Abstract This study establishes some correlations between molecular structure and surface function of six prostaglandins in a model membrane system. Using spread films at the air/water interface, we determined surface pressure and surface potential of PGs A1, A2, E1, E2, F1α and F2α. All the PGs formed films with low pressure (0 to 9 dyne/cm) and relatively low surface potentials (ΔV = 10 to 250 mV). On 0.15 M NaCl, the π and ΔV values were in the order E1 > F1α > A1 > F1α > A1 > F2α = A2 > E2 and F1α > E1 > A1 > A2 > F2α > E2 respectively. Clearly, the cis unsaturation in the carboxylic chain of the PG2 series conferred greater instability to the films, as indicated by the lowest π and ΔV values.
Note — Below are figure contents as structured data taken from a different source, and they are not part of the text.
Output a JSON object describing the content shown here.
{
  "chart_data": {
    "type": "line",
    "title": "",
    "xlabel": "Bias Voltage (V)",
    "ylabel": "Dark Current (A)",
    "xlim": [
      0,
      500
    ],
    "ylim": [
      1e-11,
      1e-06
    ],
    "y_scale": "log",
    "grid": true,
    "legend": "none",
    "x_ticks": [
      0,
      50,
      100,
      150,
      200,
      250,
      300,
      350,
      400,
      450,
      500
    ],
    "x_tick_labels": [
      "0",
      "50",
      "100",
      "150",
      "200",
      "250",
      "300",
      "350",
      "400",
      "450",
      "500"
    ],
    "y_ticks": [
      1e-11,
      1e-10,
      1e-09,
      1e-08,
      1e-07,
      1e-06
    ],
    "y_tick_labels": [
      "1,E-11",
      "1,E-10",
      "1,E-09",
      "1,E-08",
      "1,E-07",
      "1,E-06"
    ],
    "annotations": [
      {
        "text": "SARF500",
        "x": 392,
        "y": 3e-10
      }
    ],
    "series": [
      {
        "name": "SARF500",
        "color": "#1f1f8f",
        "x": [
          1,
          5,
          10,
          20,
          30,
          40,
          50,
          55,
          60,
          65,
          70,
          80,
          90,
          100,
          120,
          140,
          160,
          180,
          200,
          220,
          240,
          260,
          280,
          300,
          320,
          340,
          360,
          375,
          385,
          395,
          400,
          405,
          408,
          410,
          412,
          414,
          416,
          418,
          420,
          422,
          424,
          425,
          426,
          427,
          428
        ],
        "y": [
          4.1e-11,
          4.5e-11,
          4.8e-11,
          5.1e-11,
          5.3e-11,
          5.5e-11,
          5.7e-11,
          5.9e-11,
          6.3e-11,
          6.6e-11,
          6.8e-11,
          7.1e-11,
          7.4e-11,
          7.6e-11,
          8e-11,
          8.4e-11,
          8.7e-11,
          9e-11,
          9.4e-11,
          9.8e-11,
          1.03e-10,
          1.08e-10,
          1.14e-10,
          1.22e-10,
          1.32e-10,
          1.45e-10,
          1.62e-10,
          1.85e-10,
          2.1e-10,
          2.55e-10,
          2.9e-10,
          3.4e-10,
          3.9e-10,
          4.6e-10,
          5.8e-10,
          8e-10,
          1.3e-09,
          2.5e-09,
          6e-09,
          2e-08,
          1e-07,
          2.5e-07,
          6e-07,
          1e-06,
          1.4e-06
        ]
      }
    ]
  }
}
Also, members of the PG1 series penetrated films of dipalmitoyl phosphatidyl choline (DPPC) better than PG2 did, the ablest being E1 (Δπ = 12 dyne/cm) and the poorest F2α (Δπ = 2 dyne/cm); penetration of E1 and F2α was independent of the initial pressure (πi) of the DPPC film, whereas with A1 and F1α Δπ decreased as πi increased. The PGs expressed marked discriminating capacities for the electrolyte, as indicated by differences in their π and ΔV responses to Na+ and Ca++ as well as for the lipid, as indicated by different penetration (Δπ values) into DPPC films.